As the parents of toddlers everywhere recover from #dinergate, we are left to wonder when it will be OK to eat at restaurants again.
In case you missed the incident that divided a nation, some background: a restaurant owner yelled at a toddler who had been having a fit for an undetermined amount of time (reports differed and the child was unable to speak up for herself) at her dining establishment. The child's parents were upset and posted a complaint on Facebook. The restaurant owner responded and soon sparks were flying from both sides. I was appalled at how many people felt that children shouldn't be allowed to be children, especially not at restaurants. Given the amount of support the restaurant owner received, parents are left with a few options, which include: never eating in public until our children hit puberty, bring a fully charged iPad to restaurants and risk the judgment of other parents and non-parents.

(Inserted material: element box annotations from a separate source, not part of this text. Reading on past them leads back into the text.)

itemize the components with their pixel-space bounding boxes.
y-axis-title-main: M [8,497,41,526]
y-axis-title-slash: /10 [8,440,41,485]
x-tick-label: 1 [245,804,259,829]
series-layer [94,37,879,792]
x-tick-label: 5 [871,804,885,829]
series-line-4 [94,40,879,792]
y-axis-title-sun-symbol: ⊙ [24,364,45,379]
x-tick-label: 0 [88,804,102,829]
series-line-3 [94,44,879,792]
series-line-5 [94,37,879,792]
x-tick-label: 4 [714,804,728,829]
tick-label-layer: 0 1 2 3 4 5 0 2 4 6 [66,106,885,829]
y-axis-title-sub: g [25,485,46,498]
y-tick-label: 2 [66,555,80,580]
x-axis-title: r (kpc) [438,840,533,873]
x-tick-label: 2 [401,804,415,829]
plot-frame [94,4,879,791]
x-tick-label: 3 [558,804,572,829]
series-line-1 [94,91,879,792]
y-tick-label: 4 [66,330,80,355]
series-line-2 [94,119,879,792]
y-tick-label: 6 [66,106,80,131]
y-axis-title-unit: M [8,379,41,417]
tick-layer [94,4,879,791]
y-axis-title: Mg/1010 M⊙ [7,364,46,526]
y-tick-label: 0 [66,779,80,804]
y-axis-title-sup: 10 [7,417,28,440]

I don't like any of these options, since eating out is one my favorite things (no cooking or clean up!). We dine out once or twice a week, so my partner and I are constantly improvising on ways to prevent toddler meltdowns in restaurants. We know of only one recorded incident when we had to bring out Daniel Tiger on the phone, but just for a brief minute.
I say tolerant, since it seems kids are just not welcome at many establishments these days. On one occasion, I kid you not, a restaurant told me they could not accommodate my infant stroller but that dogs could be on the patio. I live in Los Angeles, so at times it feels puppies are more welcome than babies in general. We have a list of go-to places where we dine out with kids.

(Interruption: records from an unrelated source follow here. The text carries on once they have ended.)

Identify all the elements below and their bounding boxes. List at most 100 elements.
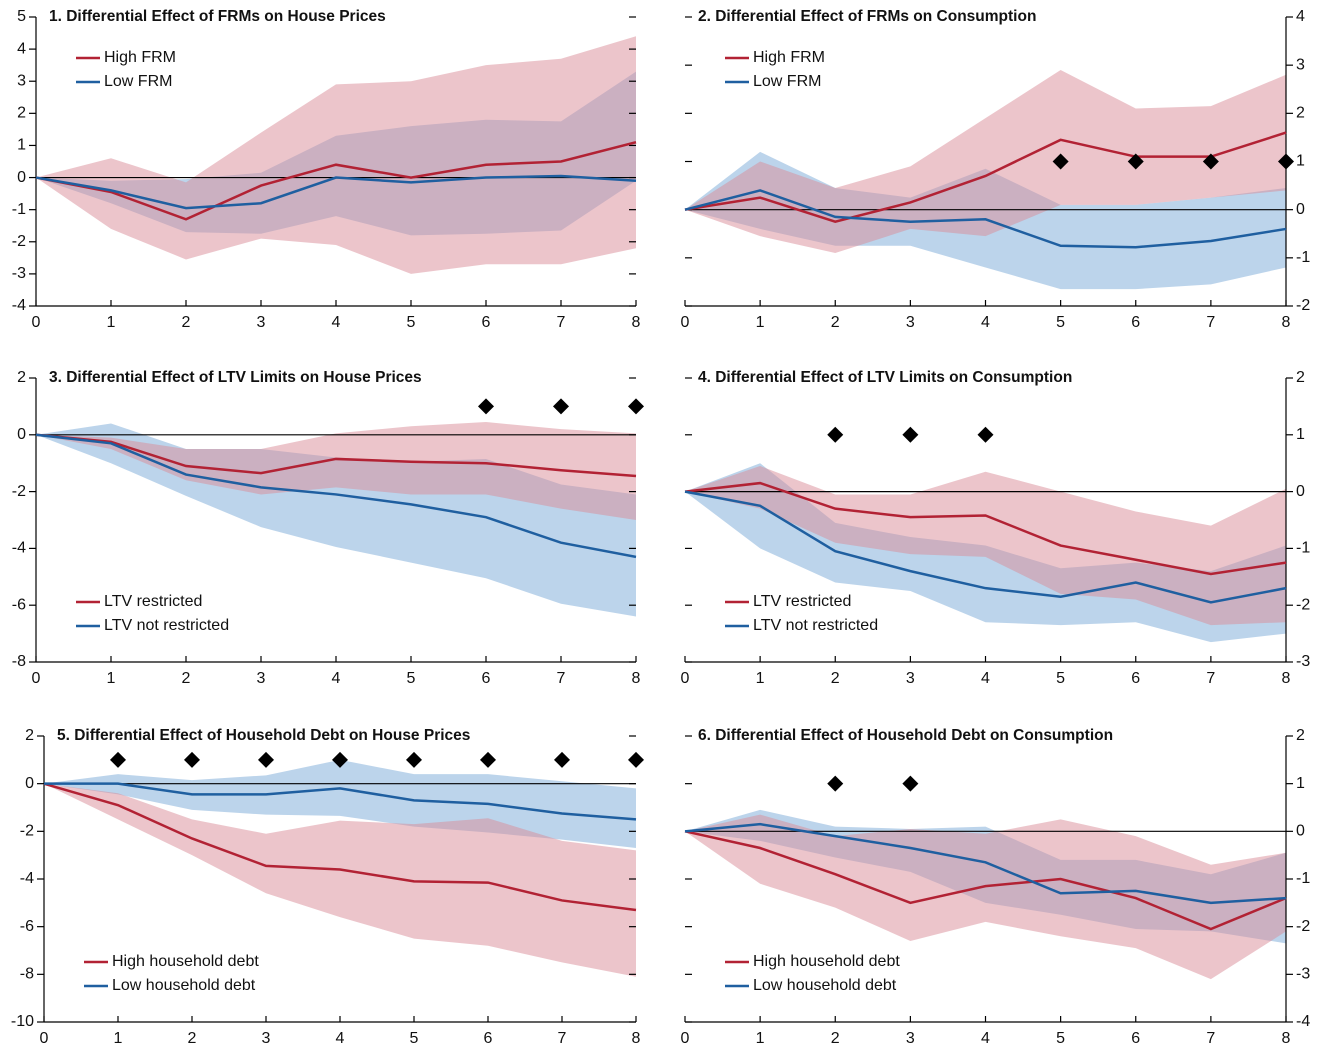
x-tick-label: 1 — [756, 1030, 765, 1047]
y-tick-label: 4 — [17, 40, 26, 57]
x-tick-label: 7 — [1206, 1030, 1215, 1047]
panel-title: 1. Differential Effect of FRMs on House … — [49, 8, 386, 25]
x-tick-label: 4 — [981, 1030, 990, 1047]
legend-label: LTV restricted — [104, 593, 202, 610]
significance-marker — [478, 398, 494, 415]
x-tick-label: 0 — [32, 670, 41, 687]
x-tick-label: 5 — [1056, 1030, 1065, 1047]
x-tick-label: 1 — [756, 670, 765, 687]
panel-title: 3. Differential Effect of LTV Limits on … — [49, 369, 422, 386]
x-tick-label: 6 — [1131, 1030, 1140, 1047]
y-tick-label: -3 — [1296, 653, 1310, 670]
x-tick-label: 1 — [114, 1030, 123, 1047]
significance-marker — [827, 426, 844, 443]
legend-label: Low FRM — [753, 73, 821, 90]
x-tick-label: 8 — [632, 314, 641, 331]
significance-marker — [406, 751, 422, 768]
legend-label: Low FRM — [104, 73, 172, 90]
series-line — [35, 174, 637, 210]
panel-title: 2. Differential Effect of FRMs on Consum… — [698, 8, 1036, 25]
significance-marker — [827, 775, 844, 792]
y-tick-label: -1 — [1296, 870, 1310, 887]
x-tick-label: 0 — [681, 314, 690, 331]
x-tick-label: 0 — [32, 314, 41, 331]
y-tick-label: -2 — [20, 823, 34, 840]
confidence-band — [685, 69, 1286, 254]
x-tick-label: 8 — [632, 670, 641, 687]
y-tick-label: 0 — [25, 775, 34, 792]
x-tick-label: 8 — [632, 1030, 641, 1047]
significance-marker — [902, 426, 919, 443]
y-tick-label: 4 — [1296, 8, 1305, 25]
series-line — [35, 433, 637, 559]
x-tick-label: 2 — [182, 670, 191, 687]
significance-marker — [554, 751, 570, 768]
x-tick-label: 6 — [1131, 670, 1140, 687]
series-line — [684, 131, 1287, 224]
y-tick-label: 2 — [17, 369, 26, 386]
y-tick-label: 0 — [1296, 823, 1305, 840]
y-tick-label: -2 — [1296, 596, 1310, 613]
legend-label: LTV not restricted — [104, 617, 229, 634]
significance-marker — [1052, 153, 1069, 170]
confidence-band — [36, 422, 636, 520]
x-tick-label: 5 — [1056, 670, 1065, 687]
legend-label: High FRM — [753, 49, 825, 66]
x-tick-label: 3 — [262, 1030, 271, 1047]
confidence-band — [36, 36, 636, 274]
series-line — [684, 490, 1287, 604]
y-tick-label: 0 — [17, 169, 26, 186]
x-tick-label: 3 — [906, 1030, 915, 1047]
y-tick-label: -10 — [11, 1013, 34, 1030]
x-tick-label: 4 — [336, 1030, 345, 1047]
y-tick-label: 5 — [17, 8, 26, 25]
y-tick-label: -4 — [12, 540, 26, 557]
legend-label: High FRM — [104, 49, 176, 66]
significance-marker — [1278, 153, 1294, 170]
significance-marker — [110, 751, 126, 768]
x-tick-label: 0 — [681, 670, 690, 687]
x-tick-label: 7 — [1206, 314, 1215, 331]
x-tick-label: 7 — [557, 670, 566, 687]
series-line — [44, 782, 637, 821]
x-tick-label: 2 — [831, 670, 840, 687]
panel-title: 4. Differential Effect of LTV Limits on … — [698, 369, 1072, 386]
confidence-band — [685, 814, 1286, 980]
x-tick-label: 8 — [1282, 314, 1291, 331]
significance-marker — [1202, 153, 1219, 170]
x-tick-label: 3 — [257, 314, 266, 331]
x-tick-label: 7 — [558, 1030, 567, 1047]
legend-label: High household debt — [753, 953, 900, 970]
x-tick-label: 2 — [188, 1030, 197, 1047]
x-tick-label: 8 — [1282, 670, 1291, 687]
significance-marker — [902, 775, 919, 792]
confidence-band — [685, 466, 1286, 626]
x-tick-label: 4 — [981, 314, 990, 331]
x-tick-label: 5 — [1056, 314, 1065, 331]
legend-label: LTV not restricted — [753, 617, 878, 634]
y-tick-label: 2 — [1296, 727, 1305, 744]
series-line — [35, 141, 637, 221]
legend-label: High household debt — [112, 953, 259, 970]
significance-marker — [1127, 153, 1144, 170]
y-tick-label: -2 — [12, 233, 26, 250]
significance-marker — [258, 751, 274, 768]
y-tick-label: -1 — [1296, 249, 1310, 266]
x-tick-label: 5 — [407, 670, 416, 687]
y-tick-label: 2 — [25, 727, 34, 744]
x-tick-label: 0 — [40, 1030, 49, 1047]
x-tick-label: 7 — [1206, 670, 1215, 687]
y-tick-label: -1 — [1296, 540, 1310, 557]
y-tick-label: -1 — [12, 201, 26, 218]
panel-title: 6. Differential Effect of Household Debt… — [698, 727, 1113, 744]
y-tick-label: 3 — [1296, 56, 1305, 73]
significance-marker — [332, 751, 348, 768]
series-line — [43, 782, 637, 912]
y-tick-label: 1 — [1296, 775, 1305, 792]
series-line — [35, 433, 637, 478]
x-tick-label: 6 — [482, 314, 491, 331]
significance-marker — [977, 426, 994, 443]
panel-title: 5. Differential Effect of Household Debt… — [57, 727, 470, 744]
y-tick-label: -4 — [20, 870, 34, 887]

We tend to check Yelp!, but if the reviews are not explicit enough, call ahead and ask if they have high chairs. Also any place that has lit candles in the middle of the table is usually a no-no.
2. Develop a strategy
Once you have selected your location, be strategic about the timing. There is only a short window. Get there not too close to nap time and also not too close to bedtime. You had children, so just accept that the spontaneous part of your life—dropping in to the latest "it" farm-to-table pop up—is now over.
3. Bring snacks
I know you are thinking, "We are going to a restaurant. Why would I bring food?" I hear you, but you never know how long the food will take to be ready. (If you followed No. 1, though, you have a good sense of how long.) Nonetheless, bring an apple, cheese stick or something to keep the child entertained while the food comes out. Ordering a kid-appealing appetizer can also buy you some extra time. Also, this is no time to obsess over what to order. Remember: get in and get out.
4. Do not order off the kids menu My child is 2, so this might change. But since he always wants to eat off our plates, we just share our food with him. Some restaurants have kids menus that are filled with unhealthy foods, like mac 'n' cheese and chicken tenders. He gets more variety, and it's a thrill for him to pick food off our plates.

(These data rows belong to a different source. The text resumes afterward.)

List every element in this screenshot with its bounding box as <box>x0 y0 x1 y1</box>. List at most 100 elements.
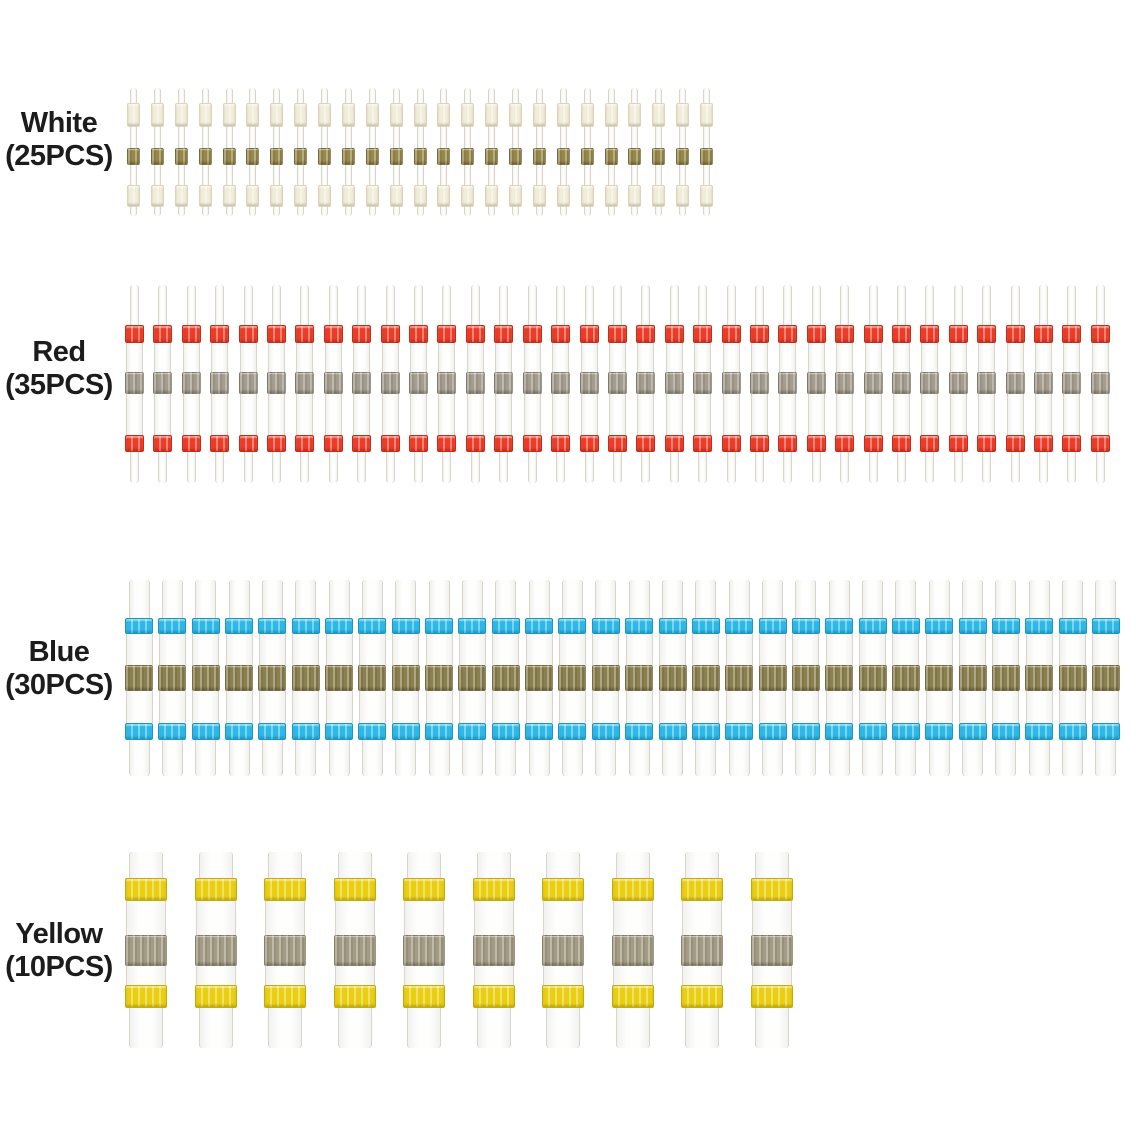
tube-body <box>334 966 375 985</box>
connector-tube-red <box>749 285 769 483</box>
connector-tube-white <box>270 88 284 216</box>
solder-ring <box>778 372 798 394</box>
tube-body <box>296 394 314 435</box>
heat-shrink-band <box>977 325 997 343</box>
tube-body <box>249 127 257 148</box>
piece-count: (30PCS) <box>5 669 113 701</box>
tube-end <box>129 852 163 878</box>
tube-end <box>228 580 250 618</box>
solder-ring <box>465 372 485 394</box>
connector-tube-white <box>532 88 546 216</box>
tube-body <box>325 634 353 665</box>
tube-body <box>679 165 687 185</box>
heat-shrink-band <box>863 325 883 343</box>
heat-shrink-band <box>125 435 144 452</box>
tube-body <box>425 691 453 723</box>
heat-shrink-band <box>542 878 585 901</box>
tube-end <box>982 285 992 325</box>
solder-ring <box>652 148 666 165</box>
tube-body <box>1035 394 1052 435</box>
tube-end <box>726 452 736 483</box>
heat-shrink-band <box>1090 325 1110 343</box>
tube-body <box>592 634 620 665</box>
tube-end <box>783 452 793 483</box>
solder-ring <box>721 372 741 394</box>
tube-body <box>464 127 472 148</box>
connector-tube-white <box>437 88 451 216</box>
tube-end <box>868 452 878 483</box>
tube-end <box>615 1008 650 1048</box>
tube-end <box>249 207 257 216</box>
tube-end <box>272 285 282 325</box>
tube-end <box>584 285 594 325</box>
heat-shrink-band <box>532 185 546 207</box>
tube-end <box>641 452 651 483</box>
tube-end <box>261 580 283 618</box>
tube-end <box>925 285 935 325</box>
heat-shrink-band <box>125 985 167 1008</box>
tube-end <box>440 88 448 103</box>
connector-tube-blue <box>1058 580 1087 776</box>
tube-end <box>337 1008 372 1048</box>
color-name: Yellow <box>15 918 103 950</box>
connector-tube-blue <box>925 580 954 776</box>
tube-body <box>488 165 496 185</box>
solder-ring <box>758 665 787 691</box>
heat-shrink-band <box>591 618 620 634</box>
connector-tube-white <box>389 88 403 216</box>
connector-tube-red <box>551 285 571 483</box>
heat-shrink-band <box>604 185 618 207</box>
connector-tube-blue <box>425 580 454 776</box>
tube-body <box>440 127 448 148</box>
tube-end <box>1028 580 1050 618</box>
heat-shrink-band <box>1090 435 1110 452</box>
heat-shrink-band <box>458 723 487 740</box>
tube-end <box>470 452 480 483</box>
tube-body <box>925 691 953 723</box>
tube-end <box>153 207 161 216</box>
solder-ring <box>318 148 331 165</box>
heat-shrink-band <box>472 878 515 901</box>
heat-shrink-band <box>636 325 656 343</box>
connector-tube-blue <box>158 580 187 776</box>
tube-end <box>295 740 317 776</box>
heat-shrink-band <box>246 103 260 127</box>
solder-ring <box>681 935 724 966</box>
solder-ring <box>522 372 542 394</box>
heat-shrink-band <box>318 103 331 127</box>
solder-ring <box>323 372 343 394</box>
tube-body <box>495 343 513 372</box>
tube-body <box>703 165 710 185</box>
solder-ring <box>977 372 997 394</box>
tube-body <box>177 165 185 185</box>
tube-strip-white <box>127 88 713 216</box>
connector-tube-blue <box>991 580 1020 776</box>
heat-shrink-band <box>191 618 220 634</box>
tube-end <box>928 740 950 776</box>
heat-shrink-band <box>791 723 820 740</box>
tube-end <box>228 740 250 776</box>
tube-end <box>512 207 519 216</box>
heat-shrink-band <box>1034 325 1053 343</box>
solder-ring <box>485 148 499 165</box>
tube-body <box>492 691 520 723</box>
tube-body <box>126 901 166 935</box>
heat-shrink-band <box>778 325 798 343</box>
tube-end <box>130 88 137 103</box>
heat-shrink-band <box>920 435 940 452</box>
solder-ring <box>125 665 153 691</box>
tube-body <box>404 901 445 935</box>
connector-tube-red <box>806 285 826 483</box>
connector-tube-white <box>318 88 331 216</box>
connector-tube-red <box>238 285 258 483</box>
heat-shrink-band <box>238 325 258 343</box>
connector-tube-blue <box>225 580 254 776</box>
heat-shrink-band <box>806 325 826 343</box>
heat-shrink-band <box>525 618 554 634</box>
row-label-white: White (25PCS) <box>0 107 118 173</box>
solder-ring <box>125 935 167 966</box>
heat-shrink-band <box>604 103 618 127</box>
heat-shrink-band <box>465 435 485 452</box>
connector-tube-red <box>693 285 713 483</box>
tube-end <box>407 1008 442 1048</box>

I know you are thinking, 'We are going to a restaurant. Why would I bring food?'
5. Bring your own utensils and sippy cup This entertains them for a bit while you wait for food. When they start to reach out for your silverware, hand them their own stuff. You can also buy some time by giving them a wrapped straw. Watch them slowly peel it off and, yes, they will chew on it a bit. But it's OK, you can enjoy your pad thai in the meantime.
6. Get creative
Turn anything into a musical instrument, bang salt shakers together, turn bowls over and bang them as if they were drums. Sure everyone will stare, but only because they think you are an awesome parent who is teaching her child musicality. Bring your child's favorite toy, if it isn't something that can hurt someone if thrown. I bring a book and a car, he lets me know when he's over them. You can also bring a crayon and a notebook and watch your child scribble and draw letters. Or you can recite the letters to them. I know you are wondering how to eat while doing this impromptu alphabet lesson. You take turns with your dining companion, of course!
7. Eat fast And pay the bill while your partner pulls the kid out of the high chair. Tip generously, because your kid threw half of his food on the floor. Grab a napkin and pretend like you are going to clean it up. Look up and wait for someone from the staff to come tell you that it's OK, because, after all, he is only a baby. Have your kid wave bye or give the staff a high five.